The theorem I am reading is as follows:
Suppose $G$ is a connected planar graph. Let $T$ be the set of edges in $G$ which form a spanning tree and let $T^*$ be the set of all edges which are duals of the edges not in $T$. Then the edges of $T^*$ form a spanning tree of $G^*$.
The proof that I want to understand (from this book) proceeds by showing that $T^*$ is acyclic and then connected. What I have a doubt is in that $T^*$ is connected. The argument (slightly changed from the book) is as follows:
We show that $T^*$ is connected. To prove this let $T^*=T_1\sqcup T_2$. Let $U$ be the union of regions in $G$ with capital in $T^*$. $U$ is not the whole plane (no point of $T_2$ belongs to it).

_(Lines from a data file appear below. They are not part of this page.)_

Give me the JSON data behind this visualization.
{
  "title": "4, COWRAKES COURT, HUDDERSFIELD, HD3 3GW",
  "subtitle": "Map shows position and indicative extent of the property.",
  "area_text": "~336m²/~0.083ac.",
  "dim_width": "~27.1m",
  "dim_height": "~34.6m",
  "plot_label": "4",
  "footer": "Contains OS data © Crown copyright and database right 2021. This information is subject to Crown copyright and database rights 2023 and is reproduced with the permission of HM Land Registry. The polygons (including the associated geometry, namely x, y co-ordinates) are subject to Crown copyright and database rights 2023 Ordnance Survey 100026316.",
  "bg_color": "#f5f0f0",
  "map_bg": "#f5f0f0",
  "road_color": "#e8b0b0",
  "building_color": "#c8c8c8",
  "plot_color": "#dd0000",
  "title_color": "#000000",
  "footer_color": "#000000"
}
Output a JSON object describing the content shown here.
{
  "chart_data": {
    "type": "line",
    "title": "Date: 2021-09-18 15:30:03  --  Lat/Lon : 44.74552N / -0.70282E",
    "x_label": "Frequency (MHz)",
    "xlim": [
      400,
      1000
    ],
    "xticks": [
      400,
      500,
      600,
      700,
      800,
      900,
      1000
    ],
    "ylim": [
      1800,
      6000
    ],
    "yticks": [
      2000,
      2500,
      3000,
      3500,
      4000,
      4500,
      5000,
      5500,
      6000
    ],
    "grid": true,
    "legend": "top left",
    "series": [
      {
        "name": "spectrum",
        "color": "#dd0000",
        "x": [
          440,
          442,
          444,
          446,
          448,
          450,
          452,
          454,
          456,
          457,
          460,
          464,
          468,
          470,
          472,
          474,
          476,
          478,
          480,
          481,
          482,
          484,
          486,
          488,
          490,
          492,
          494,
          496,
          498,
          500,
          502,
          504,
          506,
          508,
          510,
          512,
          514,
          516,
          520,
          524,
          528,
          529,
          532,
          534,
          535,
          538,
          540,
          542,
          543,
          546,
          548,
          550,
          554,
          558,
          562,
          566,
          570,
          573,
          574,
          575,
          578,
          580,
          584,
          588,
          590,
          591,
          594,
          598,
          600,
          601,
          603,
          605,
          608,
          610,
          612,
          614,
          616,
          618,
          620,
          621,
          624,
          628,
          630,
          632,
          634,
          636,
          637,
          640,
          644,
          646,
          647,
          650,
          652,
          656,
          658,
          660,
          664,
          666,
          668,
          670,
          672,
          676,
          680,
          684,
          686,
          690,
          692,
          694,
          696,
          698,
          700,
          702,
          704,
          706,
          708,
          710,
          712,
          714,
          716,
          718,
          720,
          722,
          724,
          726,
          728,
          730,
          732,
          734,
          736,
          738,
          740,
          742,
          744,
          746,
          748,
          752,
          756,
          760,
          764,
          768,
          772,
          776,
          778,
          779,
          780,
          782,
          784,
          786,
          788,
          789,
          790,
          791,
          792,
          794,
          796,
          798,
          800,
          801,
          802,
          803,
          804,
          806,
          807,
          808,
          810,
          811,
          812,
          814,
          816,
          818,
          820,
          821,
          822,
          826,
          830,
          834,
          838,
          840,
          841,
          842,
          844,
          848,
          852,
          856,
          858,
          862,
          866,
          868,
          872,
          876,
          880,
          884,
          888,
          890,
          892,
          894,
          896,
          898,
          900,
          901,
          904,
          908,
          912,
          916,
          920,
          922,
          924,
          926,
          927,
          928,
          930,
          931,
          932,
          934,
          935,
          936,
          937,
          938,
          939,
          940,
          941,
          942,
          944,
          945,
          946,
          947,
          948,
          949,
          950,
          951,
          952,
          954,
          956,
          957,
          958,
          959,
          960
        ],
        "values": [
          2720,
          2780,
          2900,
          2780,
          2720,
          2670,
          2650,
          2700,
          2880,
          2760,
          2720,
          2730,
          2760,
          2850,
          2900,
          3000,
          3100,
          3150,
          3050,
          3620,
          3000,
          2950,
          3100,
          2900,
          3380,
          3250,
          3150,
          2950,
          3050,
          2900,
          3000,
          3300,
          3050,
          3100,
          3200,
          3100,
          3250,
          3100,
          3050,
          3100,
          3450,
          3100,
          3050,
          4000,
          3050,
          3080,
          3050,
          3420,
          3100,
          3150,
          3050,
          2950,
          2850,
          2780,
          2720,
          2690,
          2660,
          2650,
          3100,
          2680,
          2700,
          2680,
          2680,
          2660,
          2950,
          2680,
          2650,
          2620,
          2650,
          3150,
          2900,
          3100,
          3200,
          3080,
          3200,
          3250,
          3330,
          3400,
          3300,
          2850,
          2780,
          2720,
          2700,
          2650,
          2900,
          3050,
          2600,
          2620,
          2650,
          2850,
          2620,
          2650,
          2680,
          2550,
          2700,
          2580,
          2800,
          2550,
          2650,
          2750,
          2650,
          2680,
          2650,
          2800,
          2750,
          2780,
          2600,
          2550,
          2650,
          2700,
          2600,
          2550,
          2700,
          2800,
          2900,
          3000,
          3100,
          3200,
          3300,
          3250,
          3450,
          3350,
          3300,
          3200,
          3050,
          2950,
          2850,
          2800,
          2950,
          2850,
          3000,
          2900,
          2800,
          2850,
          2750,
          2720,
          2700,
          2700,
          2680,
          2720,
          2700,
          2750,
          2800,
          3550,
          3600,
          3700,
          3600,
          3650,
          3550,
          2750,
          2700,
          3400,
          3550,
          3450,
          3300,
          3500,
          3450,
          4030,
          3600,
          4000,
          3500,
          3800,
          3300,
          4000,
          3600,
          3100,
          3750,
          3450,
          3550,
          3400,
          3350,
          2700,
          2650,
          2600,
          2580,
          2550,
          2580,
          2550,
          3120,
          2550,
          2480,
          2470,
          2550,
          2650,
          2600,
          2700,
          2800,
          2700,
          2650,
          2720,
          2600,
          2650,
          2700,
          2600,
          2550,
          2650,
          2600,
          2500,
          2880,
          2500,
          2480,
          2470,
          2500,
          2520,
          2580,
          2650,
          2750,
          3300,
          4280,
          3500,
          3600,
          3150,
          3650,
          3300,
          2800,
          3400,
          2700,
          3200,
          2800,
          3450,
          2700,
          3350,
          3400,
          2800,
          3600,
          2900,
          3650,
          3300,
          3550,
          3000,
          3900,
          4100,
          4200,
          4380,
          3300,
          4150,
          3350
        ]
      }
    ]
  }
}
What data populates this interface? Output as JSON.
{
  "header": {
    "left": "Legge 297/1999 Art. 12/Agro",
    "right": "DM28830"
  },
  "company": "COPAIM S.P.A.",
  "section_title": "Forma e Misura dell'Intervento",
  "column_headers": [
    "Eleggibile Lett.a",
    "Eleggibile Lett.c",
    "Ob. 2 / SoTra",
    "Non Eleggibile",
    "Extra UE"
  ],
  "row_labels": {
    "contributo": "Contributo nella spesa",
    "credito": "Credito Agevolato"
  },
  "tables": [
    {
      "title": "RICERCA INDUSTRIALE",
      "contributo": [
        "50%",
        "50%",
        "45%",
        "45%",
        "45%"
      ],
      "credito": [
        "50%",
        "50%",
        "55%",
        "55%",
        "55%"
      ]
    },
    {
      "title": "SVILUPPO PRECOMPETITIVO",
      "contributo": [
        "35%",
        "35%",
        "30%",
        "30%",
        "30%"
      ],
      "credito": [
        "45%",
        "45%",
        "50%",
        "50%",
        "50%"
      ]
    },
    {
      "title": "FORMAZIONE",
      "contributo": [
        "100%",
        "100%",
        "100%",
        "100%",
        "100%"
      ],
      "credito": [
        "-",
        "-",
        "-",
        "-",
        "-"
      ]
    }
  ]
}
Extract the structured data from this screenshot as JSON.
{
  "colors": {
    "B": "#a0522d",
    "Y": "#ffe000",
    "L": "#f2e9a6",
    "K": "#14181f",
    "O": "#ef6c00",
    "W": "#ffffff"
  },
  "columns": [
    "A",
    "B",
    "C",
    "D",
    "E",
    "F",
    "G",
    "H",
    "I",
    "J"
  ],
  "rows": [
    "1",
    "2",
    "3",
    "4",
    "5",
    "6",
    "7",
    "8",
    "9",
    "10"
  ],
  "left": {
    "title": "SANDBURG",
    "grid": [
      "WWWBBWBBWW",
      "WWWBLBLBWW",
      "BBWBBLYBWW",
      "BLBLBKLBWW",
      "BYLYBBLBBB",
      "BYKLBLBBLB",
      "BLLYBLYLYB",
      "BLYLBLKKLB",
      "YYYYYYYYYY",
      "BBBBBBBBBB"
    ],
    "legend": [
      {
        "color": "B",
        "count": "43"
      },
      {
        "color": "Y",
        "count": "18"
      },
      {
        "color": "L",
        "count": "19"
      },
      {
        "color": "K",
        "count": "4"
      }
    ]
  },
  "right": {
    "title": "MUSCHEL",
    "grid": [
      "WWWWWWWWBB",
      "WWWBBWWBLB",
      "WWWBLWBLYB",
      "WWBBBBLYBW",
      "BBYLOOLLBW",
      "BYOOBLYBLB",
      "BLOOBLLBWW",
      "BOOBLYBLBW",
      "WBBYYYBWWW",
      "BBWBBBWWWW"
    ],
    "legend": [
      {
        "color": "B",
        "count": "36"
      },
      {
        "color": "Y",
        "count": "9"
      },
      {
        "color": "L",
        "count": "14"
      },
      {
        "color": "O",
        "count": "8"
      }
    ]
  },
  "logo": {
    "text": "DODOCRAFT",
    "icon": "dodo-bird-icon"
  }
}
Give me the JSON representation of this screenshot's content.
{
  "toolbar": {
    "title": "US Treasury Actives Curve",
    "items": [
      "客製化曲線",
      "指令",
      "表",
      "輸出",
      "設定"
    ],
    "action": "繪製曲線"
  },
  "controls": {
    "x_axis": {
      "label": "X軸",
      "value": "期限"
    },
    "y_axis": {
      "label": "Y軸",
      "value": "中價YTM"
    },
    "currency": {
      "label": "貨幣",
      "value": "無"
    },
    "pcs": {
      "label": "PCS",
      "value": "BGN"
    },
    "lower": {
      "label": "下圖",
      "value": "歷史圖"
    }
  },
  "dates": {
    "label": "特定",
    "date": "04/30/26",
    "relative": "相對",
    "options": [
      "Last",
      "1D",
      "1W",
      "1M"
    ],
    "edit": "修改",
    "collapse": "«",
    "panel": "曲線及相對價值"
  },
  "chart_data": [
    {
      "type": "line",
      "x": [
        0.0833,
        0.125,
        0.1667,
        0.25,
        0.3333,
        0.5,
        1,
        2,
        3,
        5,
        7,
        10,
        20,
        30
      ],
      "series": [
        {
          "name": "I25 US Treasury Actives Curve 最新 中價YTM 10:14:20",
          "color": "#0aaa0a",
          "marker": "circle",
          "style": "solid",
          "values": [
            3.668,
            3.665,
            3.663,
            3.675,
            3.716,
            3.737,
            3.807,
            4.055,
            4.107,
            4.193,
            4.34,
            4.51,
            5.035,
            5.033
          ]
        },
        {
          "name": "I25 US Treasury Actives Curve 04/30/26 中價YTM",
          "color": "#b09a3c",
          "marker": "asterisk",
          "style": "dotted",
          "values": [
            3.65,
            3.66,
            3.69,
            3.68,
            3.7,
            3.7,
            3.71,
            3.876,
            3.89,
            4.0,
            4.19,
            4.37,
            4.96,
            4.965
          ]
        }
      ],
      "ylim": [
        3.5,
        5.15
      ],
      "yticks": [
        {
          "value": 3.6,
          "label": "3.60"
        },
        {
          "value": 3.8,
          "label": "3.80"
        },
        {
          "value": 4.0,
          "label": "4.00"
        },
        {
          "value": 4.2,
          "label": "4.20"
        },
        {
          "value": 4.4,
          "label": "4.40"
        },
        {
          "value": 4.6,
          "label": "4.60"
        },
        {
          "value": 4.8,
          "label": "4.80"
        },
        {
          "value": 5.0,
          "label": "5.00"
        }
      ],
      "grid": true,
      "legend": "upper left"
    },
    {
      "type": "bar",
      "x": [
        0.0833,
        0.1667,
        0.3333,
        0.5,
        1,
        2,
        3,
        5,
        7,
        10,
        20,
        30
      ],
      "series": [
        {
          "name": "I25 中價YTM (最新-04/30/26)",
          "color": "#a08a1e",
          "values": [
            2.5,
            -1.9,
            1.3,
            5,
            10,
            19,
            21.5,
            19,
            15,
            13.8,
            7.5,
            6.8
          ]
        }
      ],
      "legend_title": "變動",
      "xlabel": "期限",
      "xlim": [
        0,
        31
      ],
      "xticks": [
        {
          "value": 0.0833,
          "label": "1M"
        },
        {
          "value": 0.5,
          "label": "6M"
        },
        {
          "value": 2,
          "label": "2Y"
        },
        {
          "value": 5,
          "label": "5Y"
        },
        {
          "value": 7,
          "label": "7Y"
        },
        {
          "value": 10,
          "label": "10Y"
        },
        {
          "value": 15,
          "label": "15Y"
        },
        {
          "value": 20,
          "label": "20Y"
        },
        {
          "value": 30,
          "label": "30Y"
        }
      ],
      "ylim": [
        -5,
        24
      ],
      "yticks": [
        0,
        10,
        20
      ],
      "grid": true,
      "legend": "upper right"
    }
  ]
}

Hence the boundary $B$ of $U$ is non-empty. Now $B$ consists of certain edges of $T$, having a region of $U$ on one side and a region not in $U$ on the other side. Therefore there is no vertex of degree $1$ on the boundary, which is a contradiction as that would mean that the boundary yields a cycle in $T$. So $T^*$ is a spanning tree.
I don't understand what is $U$ and why $B$ will be the way he describes. What does the author mean by capital?
The proof is fairly simple but badly put. We first assume $T^*$ is disconnected. The author denotes this by $T^*=T_1\sqcup T_2$, but should probably be better written as $T^*=\bigsqcup_i T_i$.
The next line is very badly worded, I think the author means that $U$ is the union of regions of $G$ that contain a particular $T_i$. This follows from the next line, which states that $U$ contains no regions which 'have capital' in some other $T_j$.
The remaining argument states that $U$ is not the whole plane, and so has either an inner boundary, or an outer boundary, or possibly both.
And because this boundary splits $U$ from $U'$ it must be a cycle, which is a contradiction with the premise that the original $T$ is a tree.